Endoscopic surgical techniques and procedures have become widely accepted both among the medical surgical community and the patient population. There are numerous benefits associated with the use of endoscopic surgical techniques rather than conventional open surgical techniques. These benefits include reduced avenues for infection, shortened post-operative recuperation period, decreased hospital stay and decreased scarring. It is not unusual for the post operative period to be shortened from weeks with conventional open surgery to several days with endoscopic surgical procedures, and outpatient endoscopic surgery is becoming more and more typical. The term endoscopic as used herein is defined to include endoscopic, laparoscopic, arthroscopic, and thorascopic.
In a typical endoscopic surgical procedure, the abdominal cavity of a mammal is typically insufflated with a sterile gas, such as carbon dioxide, in order to provide increased maneuvering room within the body cavity for endoscopic instruments. This procedure is typically referred to as inducement of pneumoperitoneum. Then, conventional trocars are inserted into the patients body cavity through the surrounding skin, tissue and musculature of the body cavity wall.

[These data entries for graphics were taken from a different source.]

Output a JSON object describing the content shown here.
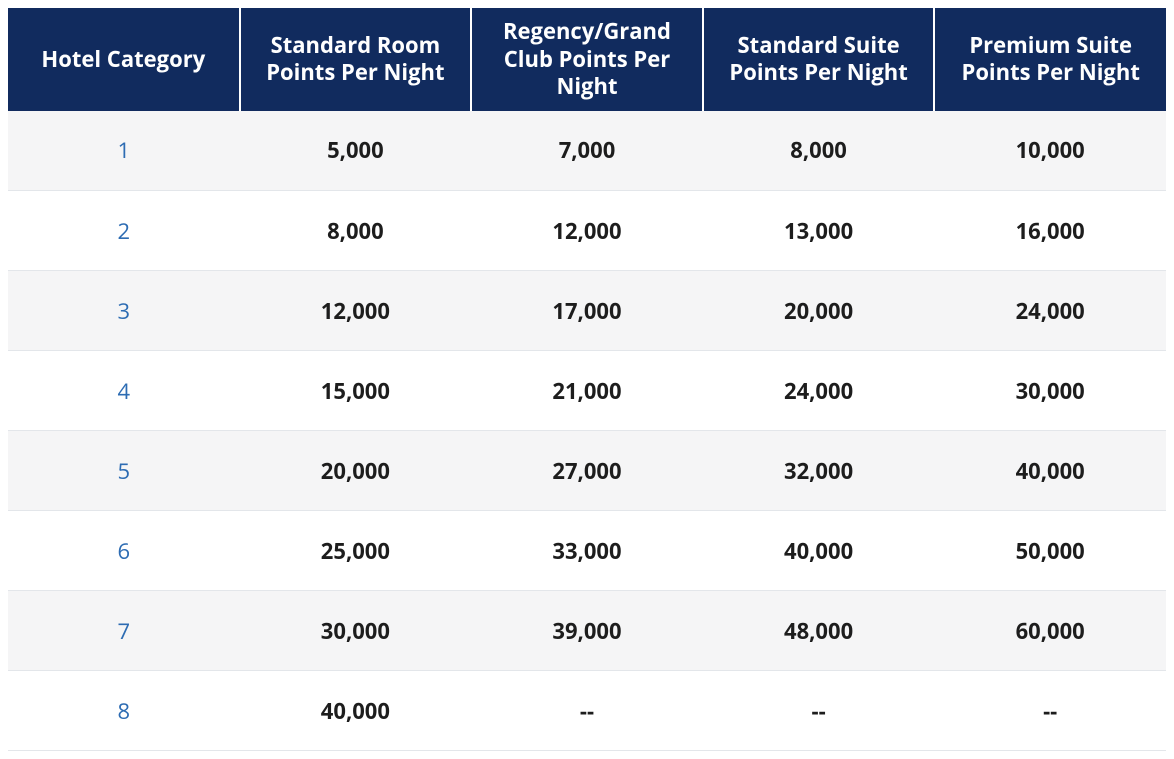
{
  "table": {
    "header_bg": "#112b5e",
    "header_color": "#ffffff",
    "row_odd_bg": "#f5f5f6",
    "row_even_bg": "#ffffff",
    "data_text_color": "#1d1d1d",
    "link_color": "#2d6cb3",
    "header_fontsize": 22,
    "cell_fontsize": 22,
    "columns": [
      "Hotel Category",
      "Standard Room Points Per Night",
      "Regency/Grand Club Points Per Night",
      "Standard Suite Points Per Night",
      "Premium Suite Points Per Night"
    ],
    "rows": [
      {
        "category": "1",
        "standard_room": "5,000",
        "club": "7,000",
        "standard_suite": "8,000",
        "premium_suite": "10,000"
      },
      {
        "category": "2",
        "standard_room": "8,000",
        "club": "12,000",
        "standard_suite": "13,000",
        "premium_suite": "16,000"
      },
      {
        "category": "3",
        "standard_room": "12,000",
        "club": "17,000",
        "standard_suite": "20,000",
        "premium_suite": "24,000"
      },
      {
        "category": "4",
        "standard_room": "15,000",
        "club": "21,000",
        "standard_suite": "24,000",
        "premium_suite": "30,000"
      },
      {
        "category": "5",
        "standard_room": "20,000",
        "club": "27,000",
        "standard_suite": "32,000",
        "premium_suite": "40,000"
      },
      {
        "category": "6",
        "standard_room": "25,000",
        "club": "33,000",
        "standard_suite": "40,000",
        "premium_suite": "50,000"
      },
      {
        "category": "7",
        "standard_room": "30,000",
        "club": "39,000",
        "standard_suite": "48,000",
        "premium_suite": "60,000"
      },
      {
        "category": "8",
        "standard_room": "40,000",
        "club": "--",
        "standard_suite": "--",
        "premium_suite": "--"
      }
    ]
  }
}
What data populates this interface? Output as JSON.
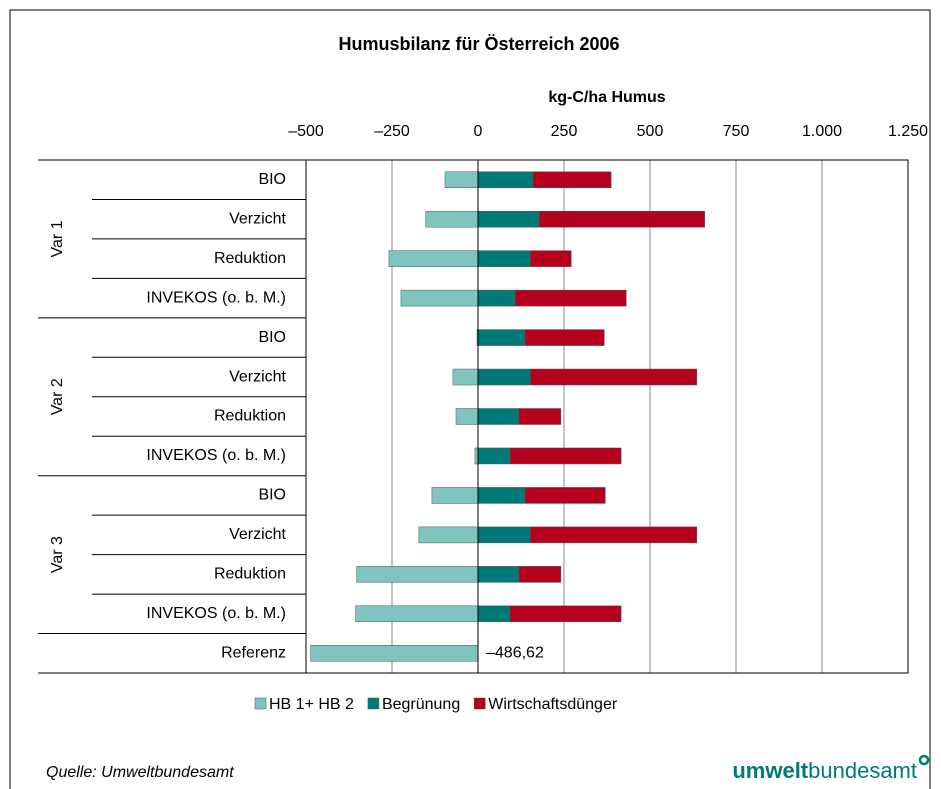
{
  "chart_data": {
    "type": "stacked-barh",
    "title": "Humusbilanz für Österreich 2006",
    "xlabel": "kg-C/ha Humus",
    "source": "Quelle: Umweltbundesamt",
    "logo": {
      "bold": "umwelt",
      "regular": "bundesamt"
    },
    "categories": [
      "BIO",
      "Verzicht",
      "Reduktion",
      "INVEKOS (o. b. M.)",
      "BIO",
      "Verzicht",
      "Reduktion",
      "INVEKOS (o. b. M.)",
      "BIO",
      "Verzicht",
      "Reduktion",
      "INVEKOS (o. b. M.)",
      "Referenz"
    ],
    "groups": [
      "Var 1",
      "Var 1",
      "Var 1",
      "Var 1",
      "Var 2",
      "Var 2",
      "Var 2",
      "Var 2",
      "Var 3",
      "Var 3",
      "Var 3",
      "Var 3",
      null
    ],
    "series": [
      {
        "name": "HB 1+ HB 2",
        "color": "#80c4c0",
        "values": [
          -96,
          -152,
          -259,
          -224,
          -3,
          -73,
          -64,
          -9,
          -134,
          -172,
          -353,
          -356,
          -486.62
        ],
        "value_labels": [
          null,
          null,
          null,
          null,
          null,
          null,
          null,
          null,
          null,
          null,
          null,
          null,
          "–486,62"
        ]
      },
      {
        "name": "Begrünung",
        "color": "#007a78",
        "values": [
          160,
          178,
          152,
          108,
          137,
          152,
          119,
          93,
          137,
          152,
          119,
          93,
          0
        ]
      },
      {
        "name": "Wirtschaftsdünger",
        "color": "#b5001e",
        "values": [
          227,
          481,
          119,
          323,
          230,
          484,
          122,
          323,
          233,
          484,
          122,
          323,
          0
        ]
      }
    ],
    "xlim": [
      -500,
      1250
    ],
    "xticks": [
      {
        "value": -500,
        "label": "–500"
      },
      {
        "value": -250,
        "label": "–250"
      },
      0,
      250,
      500,
      750,
      {
        "value": 1000,
        "label": "1.000"
      },
      {
        "value": 1250,
        "label": "1.250"
      }
    ],
    "grid": true
  }
}
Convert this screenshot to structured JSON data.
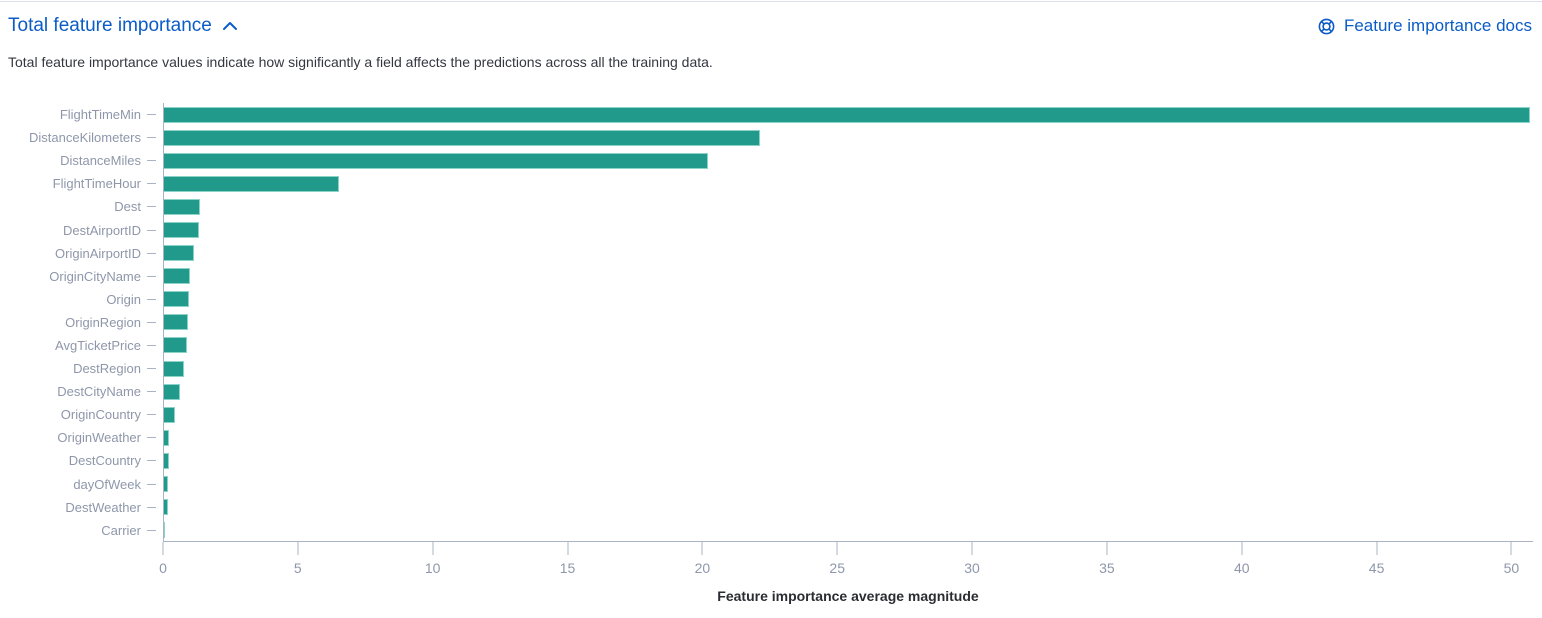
{
  "panel": {
    "title": "Total feature importance",
    "docs_link_label": "Feature importance docs",
    "description": "Total feature importance values indicate how significantly a field affects the predictions across all the training data."
  },
  "icons": {
    "title_collapse": "chevron-up-icon",
    "docs": "life-ring-documentation-icon"
  },
  "colors": {
    "link_blue": "#0b5cc7",
    "bar_fill": "#219a8c",
    "bar_stroke": "#8ad3c6",
    "axis_line": "#aab3c4",
    "axis_text": "#8e97aa",
    "body_text": "#343741",
    "top_divider": "#d9dfeb"
  },
  "chart_data": {
    "type": "bar",
    "orientation": "horizontal",
    "title": "",
    "xlabel": "Feature importance average magnitude",
    "ylabel": "",
    "categories": [
      "FlightTimeMin",
      "DistanceKilometers",
      "DistanceMiles",
      "FlightTimeHour",
      "Dest",
      "DestAirportID",
      "OriginAirportID",
      "OriginCityName",
      "Origin",
      "OriginRegion",
      "AvgTicketPrice",
      "DestRegion",
      "DestCityName",
      "OriginCountry",
      "OriginWeather",
      "DestCountry",
      "dayOfWeek",
      "DestWeather",
      "Carrier"
    ],
    "values": [
      50.7,
      22.1,
      20.2,
      6.5,
      1.35,
      1.3,
      1.1,
      0.97,
      0.94,
      0.88,
      0.85,
      0.73,
      0.6,
      0.41,
      0.2,
      0.17,
      0.16,
      0.13,
      0.05
    ],
    "xlim": [
      0,
      50.8
    ],
    "xticks": [
      0,
      5,
      10,
      15,
      20,
      25,
      30,
      35,
      40,
      45,
      50
    ],
    "grid": false,
    "legend": false,
    "bar_color": "#219a8c"
  }
}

A conventional trocar typically consists of a trocar cannula which houses an elongated trocar obturator. Trocar obturators typically have a piercing point, although other types of obturators are also available having blunt tips. Once the trocar has been positioned within the body cavity, proximal to the target surgical site, the trocar obturator is typically removed leaving the trocar cannula in place as a pathway to and from the target surgical site. The surgeon will place various types of endoscopic surgical instruments thorough the trocar cannulas in order to access the target surgical site where the surgical procedure will be performed. Examples of endoscopic instruments which have been developed for use with endoscopic surgical techniques include ligating clip appliers, electrosurgical instruments, endoscopes, tissue graspers, needle graspers, cannulas, tissue manipulators, endosurgical scissors, and the like.
Although endosurgical procedures and techniques offer many advantages, there are some deficiencies associated with these procedures and techniques. In particular, when the surgeon is operating using endoscopic surgical procedures, he is typically using an endoscope which is positioned within the body cavity through a trocar. The endoscope is typically connected to a video camera and the output from the video camera is displayed on a video monitor. The surgeon typically views the display on the video monitor as he manipulates instruments within the body cavity to access the target surgical site and perform the actual surgical procedures. The video display provides the surgeon with only two- dimensional input and there is a consequent loss of depth perception. This lack of depth perception may result in the surgeon over-shooting or under-shooting the target surgical site as he attempts to position various endoscopic instruments within the body cavity.
As can be appreciated, the internal organs of a mammal are very tightly packed within the body cavities. Therefore, the surgeon must exercise extreme care when maneuvering instruments through a body cavity to a target surgical site. This can be particularly difficult since, as was mentioned previously, the surgeon is working in a three dimensional space while viewing a two dimensional output. The degree of care which must be exercised by the surgeon is increased further when the surgeon is attempting to maneuver cutting instruments to the target surgical site. The cutting instruments which have been developed for use in endosurgical procedures consist of conventional endosurgical scissors and the like. The surgeon must be careful when maneuvering endoscopic cutting instruments , for example, endosurgical scissors, through a body cavity so that no internal organs or blood vessels are accidentally nicked or cut. In addition, it has been observed that endoscopic surgical scissors do not cut with the same efficiency as a conventional scalpel.
What is needed in this art is an endoscopic surgical cutting apparatus which will not accidentally nick or cut internal organs or blood vessels but which has improved cutting properties.